I would, and I’m really happy about it. It’s sort of, why not? There’s some good people now promoting the more diverse shapes, the climate is changing and we are moving with that.
As a former model yourself, and someone that’s encouraged me to buy several pairs of Calvin Klein boxers, I’m guessing you can relate to how the contestants are feeling during auditions?
(Laughs) Absolutely. That’s what makes it tough when you have to be cruel to be kind. I’m going to tell it like it is. Sometimes you have to tell someone: “Look I’m sorry, but you have absolutely no chance..” You get people who have delusions of a modelling career, and it’s such a crash down to earth.

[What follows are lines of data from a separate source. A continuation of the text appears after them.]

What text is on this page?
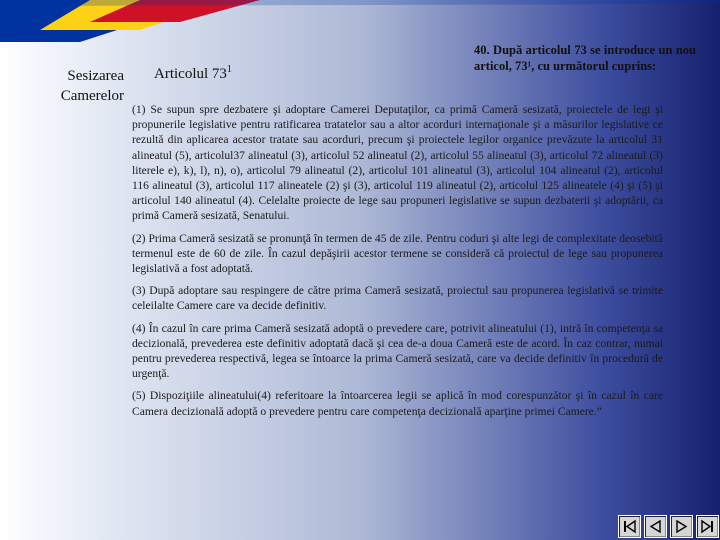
Sesizarea
Camerelor
Articolul $73^1$
40. După articolul 73 se introduce un nou articol, 73¹, cu următorul cuprins:

(1) Se supun spre dezbatere şi adoptare Camerei Deputaţilor, ca primă Cameră sesizată, proiectele de legi şi propunerile legislative pentru ratificarea tratatelor sau a altor acorduri internaţionale şi a măsurilor legislative ce rezultă din aplicarea acestor tratate sau acorduri, precum şi proiectele legilor organice prevăzute la articolul 31 alineatul (5), articolul37 alineatul (3), articolul 52 alineatul (2), articolul 55 alineatul (3), articolul 72 alineatul (3) literele e), k), l), n), o), articolul 79 alineatul (2), articolul 101 alineatul (3), articolul 104 alineatul (2), articolul 116 alineatul (3), articolul 117 alineatele (2) şi (3), articolul 119 alineatul (2), articolul 125 alineatele (4) şi (5) şi articolul 140 alineatul (4). Celelalte proiecte de lege sau propuneri legislative se supun dezbaterii şi adoptării, ca primă Cameră sesizată, Senatului.

(2) Prima Cameră sesizată se pronunţă în termen de 45 de zile. Pentru coduri şi alte legi de complexitate deosebită termenul este de 60 de zile. În cazul depăşirii acestor termene se consideră că proiectul de lege sau propunerea legislativă a fost adoptată.

(3) După adoptare sau respingere de către prima Cameră sesizată, proiectul sau propunerea legislativă se trimite celeilalte Camere care va decide definitiv.

(4) În cazul în care prima Cameră sesizată adoptă o prevedere care, potrivit alineatului (1), intră în competenţa sa decizională, prevederea este definitiv adoptată dacă şi cea de-a doua Cameră este de acord. În caz contrar, numai pentru prevederea respectivă, legea se întoarce la prima Cameră sesizată, care va decide definitiv în procedură de urgenţă.

(5) Dispoziţiile alineatului(4) referitoare la întoarcerea legii se aplică în mod corespunzător şi în cazul în care Camera decizională adoptă o prevedere pentru care competenţa decizională aparţine primei Camere.”
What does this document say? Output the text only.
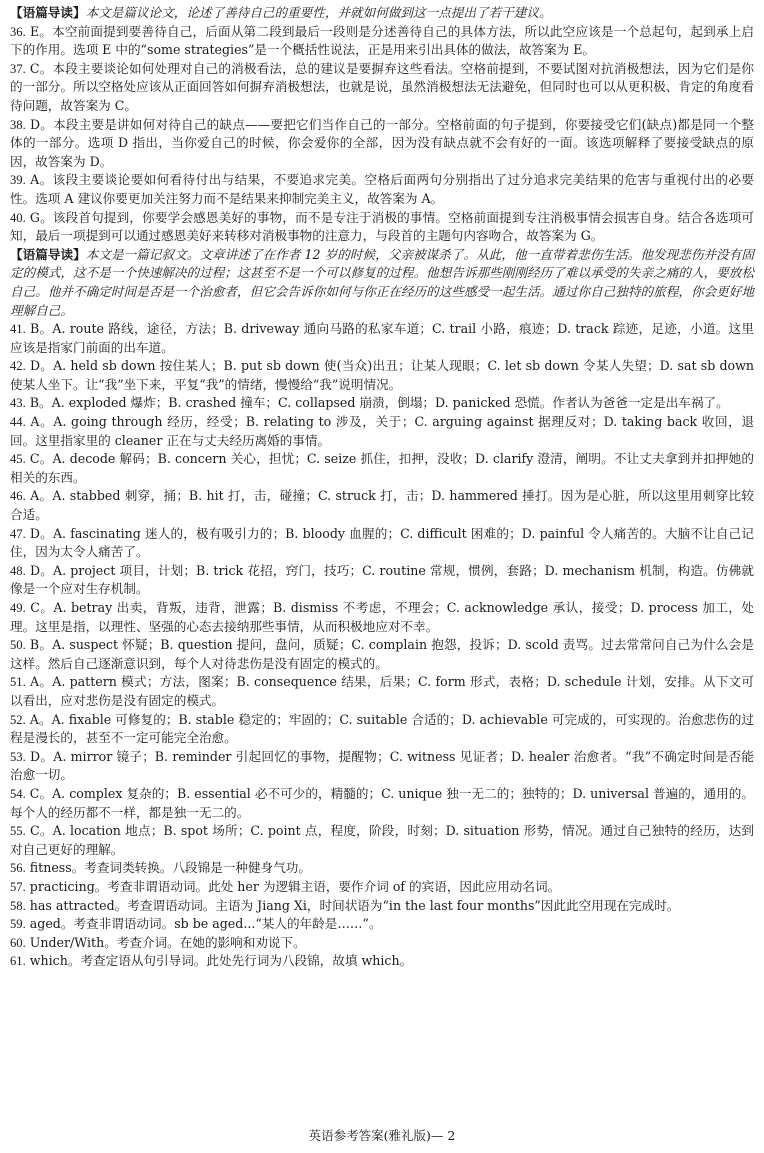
【语篇导读】本文是篇议论文，论述了善待自己的重要性，并就如何做到这一点提出了若干建议。

36. E。本空前面提到要善待自己，后面从第二段到最后一段则是分述善待自己的具体方法，所以此空应该是一个总起句，起到承上启下的作用。选项 E 中的“some strategies”是一个概括性说法，正是用来引出具体的做法，故答案为 E。

37. C。本段主要谈论如何处理对自己的消极看法，总的建议是要摒弃这些看法。空格前提到，不要试图对抗消极想法，因为它们是你的一部分。所以空格处应该从正面回答如何摒弃消极想法，也就是说，虽然消极想法无法避免，但同时也可以从更积极、肯定的角度看待问题，故答案为 C。

38. D。本段主要是讲如何对待自己的缺点——要把它们当作自己的一部分。空格前面的句子提到，你要接受它们(缺点)都是同一个整体的一部分。选项 D 指出，当你爱自己的时候，你会爱你的全部，因为没有缺点就不会有好的一面。该选项解释了要接受缺点的原因，故答案为 D。

39. A。该段主要谈论要如何看待付出与结果，不要追求完美。空格后面两句分别指出了过分追求完美结果的危害与重视付出的必要性。选项 A 建议你要更加关注努力而不是结果来抑制完美主义，故答案为 A。

40. G。该段首句提到，你要学会感恩美好的事物，而不是专注于消极的事情。空格前面提到专注消极事情会损害自身。结合各选项可知，最后一项提到可以通过感恩美好来转移对消极事物的注意力，与段首的主题句内容吻合，故答案为 G。

【语篇导读】本文是一篇记叙文。文章讲述了在作者 12 岁的时候，父亲被谋杀了。从此，他一直带着悲伤生活。他发现悲伤并没有固定的模式，这不是一个快速解决的过程；这甚至不是一个可以修复的过程。他想告诉那些刚刚经历了难以承受的失亲之痛的人，要放松自己。他并不确定时间是否是一个治愈者，但它会告诉你如何与你正在经历的这些感受一起生活。通过你自己独特的旅程，你会更好地理解自己。

41. B。A. route 路线，途径，方法；B. driveway 通向马路的私家车道；C. trail 小路，痕迹；D. track 踪迹，足迹，小道。这里应该是指家门前面的出车道。

42. D。A. held sb down 按住某人；B. put sb down 使(当众)出丑；让某人现眼；C. let sb down 令某人失望；D. sat sb down 使某人坐下。让“我”坐下来，平复“我”的情绪，慢慢给“我”说明情况。

43. B。A. exploded 爆炸；B. crashed 撞车；C. collapsed 崩溃，倒塌；D. panicked 恐慌。作者认为爸爸一定是出车祸了。

44. A。A. going through 经历，经受；B. relating to 涉及，关于；C. arguing against 据理反对；D. taking back 收回，退回。这里指家里的 cleaner 正在与丈夫经历离婚的事情。

45. C。A. decode 解码；B. concern 关心，担忧；C. seize 抓住，扣押，没收；D. clarify 澄清，阐明。不让丈夫拿到并扣押她的相关的东西。

46. A。A. stabbed 刺穿，捅；B. hit 打，击，碰撞；C. struck 打，击；D. hammered 捶打。因为是心脏，所以这里用刺穿比较合适。

47. D。A. fascinating 迷人的，极有吸引力的；B. bloody 血腥的；C. difficult 困难的；D. painful 令人痛苦的。大脑不让自己记住，因为太令人痛苦了。

48. D。A. project 项目，计划；B. trick 花招，窍门，技巧；C. routine 常规，惯例，套路；D. mechanism 机制，构造。仿佛就像是一个应对生存机制。

49. C。A. betray 出卖，背叛，违背，泄露；B. dismiss 不考虑，不理会；C. acknowledge 承认，接受；D. process 加工，处理。这里是指，以理性、坚强的心态去接纳那些事情，从而积极地应对不幸。

50. B。A. suspect 怀疑；B. question 提问，盘问，质疑；C. complain 抱怨，投诉；D. scold 责骂。过去常常问自己为什么会是这样。然后自己逐渐意识到，每个人对待悲伤是没有固定的模式的。

51. A。A. pattern 模式；方法，图案；B. consequence 结果，后果；C. form 形式，表格；D. schedule 计划，安排。从下文可以看出，应对悲伤是没有固定的模式。

52. A。A. fixable 可修复的；B. stable 稳定的；牢固的；C. suitable 合适的；D. achievable 可完成的，可实现的。治愈悲伤的过程是漫长的，甚至不一定可能完全治愈。

53. D。A. mirror 镜子；B. reminder 引起回忆的事物，提醒物；C. witness 见证者；D. healer 治愈者。“我”不确定时间是否能治愈一切。

54. C。A. complex 复杂的；B. essential 必不可少的，精髓的；C. unique 独一无二的；独特的；D. universal 普遍的，通用的。每个人的经历都不一样，都是独一无二的。

55. C。A. location 地点；B. spot 场所；C. point 点，程度，阶段，时刻；D. situation 形势，情况。通过自己独特的经历，达到对自己更好的理解。

56. fitness。考查词类转换。八段锦是一种健身气功。

57. practicing。考查非谓语动词。此处 her 为逻辑主语，要作介词 of 的宾语，因此应用动名词。

58. has attracted。考查谓语动词。主语为 Jiang Xi，时间状语为“in the last four months”因此此空用现在完成时。

59. aged。考查非谓语动词。sb be aged...“某人的年龄是……”。

60. Under/With。考查介词。在她的影响和劝说下。

61. which。考查定语从句引导词。此处先行词为八段锦，故填 which。

英语参考答案(雅礼版)— 2
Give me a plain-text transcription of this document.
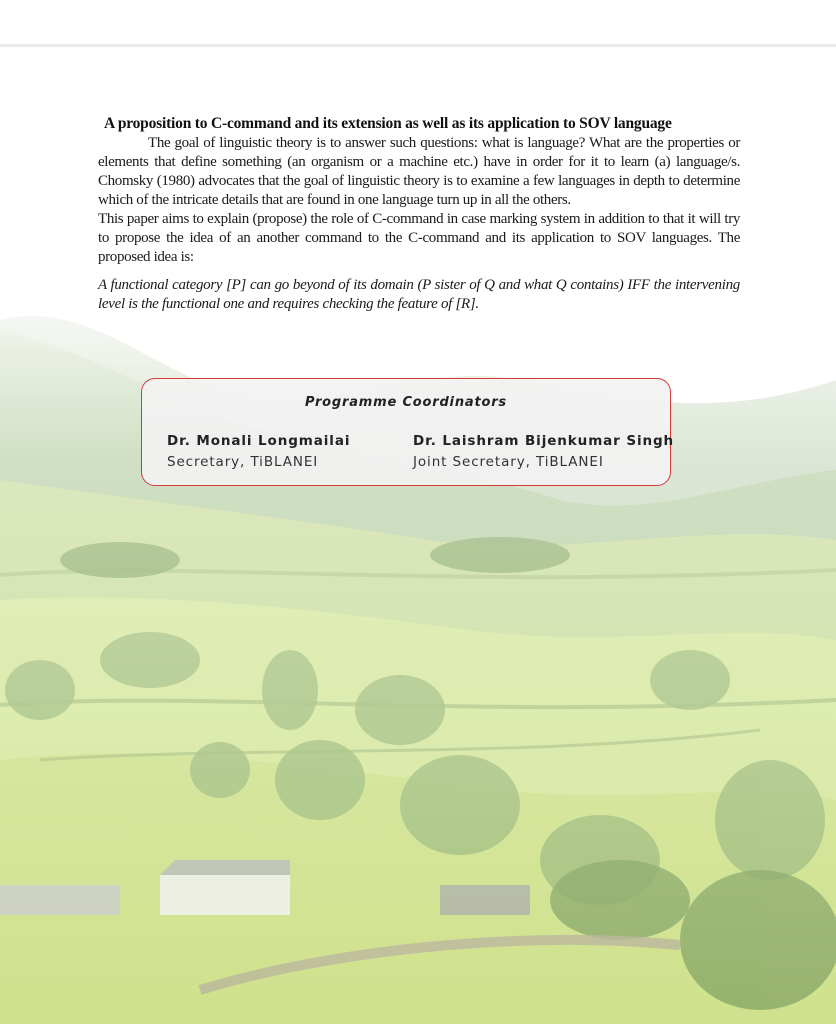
A proposition to C-command and its extension as well as its application to SOV language
The goal of linguistic theory is to answer such questions: what is language? What are the properties or elements that define something (an organism or a machine etc.) have in order for it to learn (a) language/s. Chomsky (1980) advocates that the goal of linguistic theory is to examine a few languages in depth to determine which of the intricate details that are found in one language turn up in all the others.
This paper aims to explain (propose) the role of C-command in case marking system in addition to that it will try to propose the idea of an another command to the C-command and its application to SOV languages. The proposed idea is:
A functional category [P] can go beyond of its domain (P sister of Q and what Q contains) IFF the intervening level is the functional one and requires checking the feature of [R].
Programme Coordinators
Dr. Monali Longmailai
Secretary, TiBLANEI
Dr. Laishram Bijenkumar Singh
Joint Secretary, TiBLANEI
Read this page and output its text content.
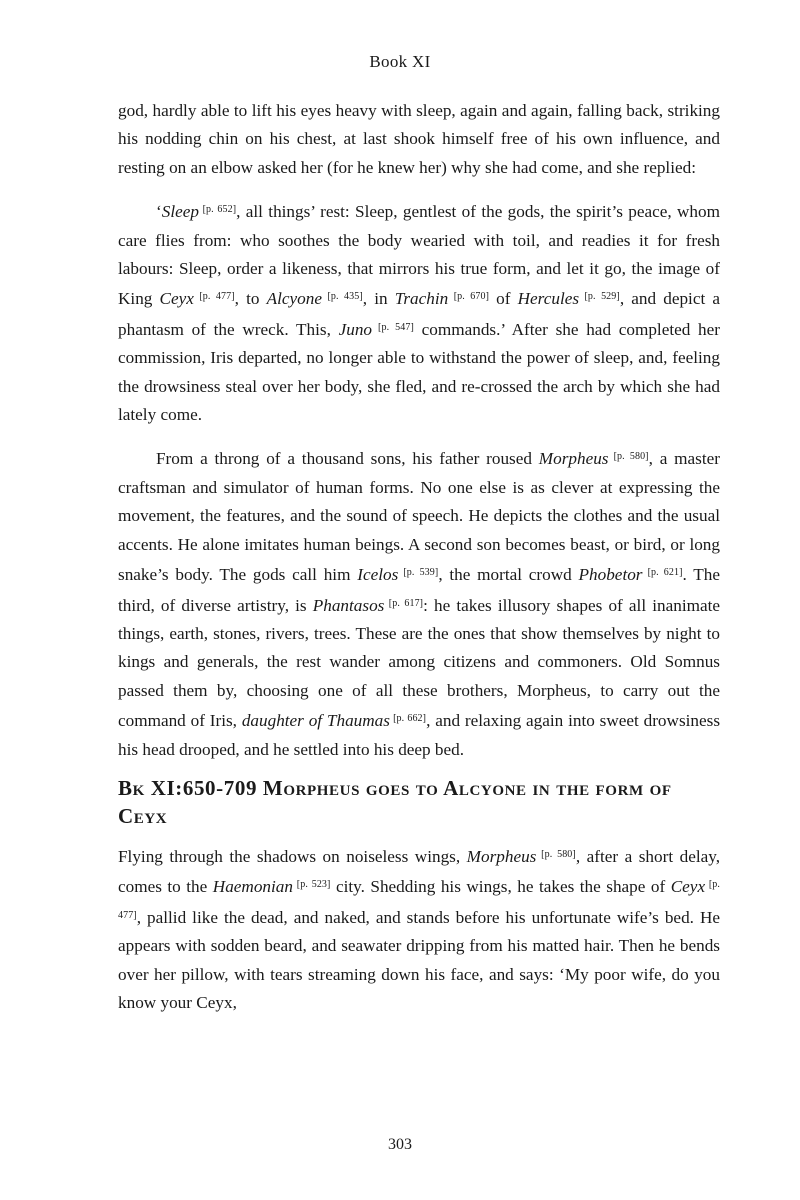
Book XI

god, hardly able to lift his eyes heavy with sleep, again and again, falling back, striking his nodding chin on his chest, at last shook himself free of his own influence, and resting on an elbow asked her (for he knew her) why she had come, and she replied:

‘Sleep [p. 652], all things’ rest: Sleep, gentlest of the gods, the spirit’s peace, whom care flies from: who soothes the body wearied with toil, and readies it for fresh labours: Sleep, order a likeness, that mirrors his true form, and let it go, the image of King Ceyx [p. 477], to Alcyone [p. 435], in Trachin [p. 670] of Hercules [p. 529], and depict a phantasm of the wreck. This, Juno [p. 547] commands.’ After she had completed her commission, Iris departed, no longer able to withstand the power of sleep, and, feeling the drowsiness steal over her body, she fled, and re-crossed the arch by which she had lately come.

From a throng of a thousand sons, his father roused Morpheus [p. 580], a master craftsman and simulator of human forms. No one else is as clever at expressing the movement, the features, and the sound of speech. He depicts the clothes and the usual accents. He alone imitates human beings. A second son becomes beast, or bird, or long snake’s body. The gods call him Icelos [p. 539], the mortal crowd Phobetor [p. 621]. The third, of diverse artistry, is Phantasos [p. 617]: he takes illusory shapes of all inanimate things, earth, stones, rivers, trees. These are the ones that show themselves by night to kings and generals, the rest wander among citizens and commoners. Old Somnus passed them by, choosing one of all these brothers, Morpheus, to carry out the command of Iris, daughter of Thaumas [p. 662], and relaxing again into sweet drowsiness his head drooped, and he settled into his deep bed.

Bk XI:650-709 Morpheus goes to Alcyone in the form of Ceyx

Flying through the shadows on noiseless wings, Morpheus [p. 580], after a short delay, comes to the Haemonian [p. 523] city. Shedding his wings, he takes the shape of Ceyx [p. 477], pallid like the dead, and naked, and stands before his unfortunate wife’s bed. He appears with sodden beard, and seawater dripping from his matted hair. Then he bends over her pillow, with tears streaming down his face, and says: ‘My poor wife, do you know your Ceyx,

303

For me it is tough because I’ve been on the flipside of things, but as long as you don’t take it to heart and accept that if you’re not right for a brand it doesn’t matter, as you’ll be right for something. It’s not fair to give false hope when actually there’s no chance.
It must be quite hard though to see some of the girls cry?
This is the thing. Before there’s any criticism, you’ll get crocodile tears. You can tell the difference and there were a few genuine stories which were heart-wrenching. But whether they cry or not it doesn’t mean we’re going to put them through and we make that quite plain to the girls from the outset. Some of the moments were savage, but there’s no point chasing a dream that’s never going to happen and wasting your life.
At the end of the day it’s is a talent show, and some might say you have to set yourself up for the chance of possible failure..
That’s the industry – big time. If you can’t cope with that at the beginning, I don’t know what you’ll do if you end up in the real world going to real castings. One thing we will do though is build girl’s confidence through nurturing and mentoring, and you see them transformed. We don’t brainwash them and tell them what things should be like, but we do bring them out of their shells a bit.
Can you give me a hint about what sort of tasks are involved in the show?
(Whispers) Not really. I’m not allowed to talk about what’s going to happen, but what I will say is that all of the tasks are designed to test the girls in a multitude of ways, to see how they cope and react to different situations. Each task is tailored towards the realities of the industry, testing them in similar ways and giving them a genuine taste of what to expect. It’s a bonkers industry.
I’m guessing there’s a fair bit of bitchiness amongst the girls this year?
As we don’t live in the model house we’re not privy to everything that goes on. You get girls who are so sweet when they stand in front of you, then you see them in the house and they’re mad! That’s a good trait though, as you’ve got to be able to turn on the actor in yourself. But yeah, there’s just as much as there was last year. It’s inevitable, living so closely to each other. But that’s another real life scenario that you have to get used to as a model.
How is it working with the other judges? Is there a good banter between you guys, or are there X Factor style arguments?
Who knows how much of that is really staged anyway. It’s absolutely genuine with us, whether we are arguing or agreeing on something. There’s a couple of girls this time around who really do divide the team week in week out, but it’s all genuine, nothing is made up I promise you that. It’s such a mixed bag, and we neither agree or argue all the time, though we are all really different and see different things in each girl
And Elle MacPherson’s vajazzle claim – is it true?
(Hysterics) What is this story, and where did it come from?! I think it’s something that’s been misconstrued, though there is an episode where the term vajazzle comes up, and I wouldn’t put it past Elle, perhaps she might have one…
We’ll leave that mystery open for the moment! Lastly, what else is in the pipeline for you?
(Still laughing) Right now we are currently talking about a stand-alone series that has nothing to do with fashion. I can’t say anymore than that but expect to see more of me on the box later this year…
Thanks Charlie, now go put your feet up!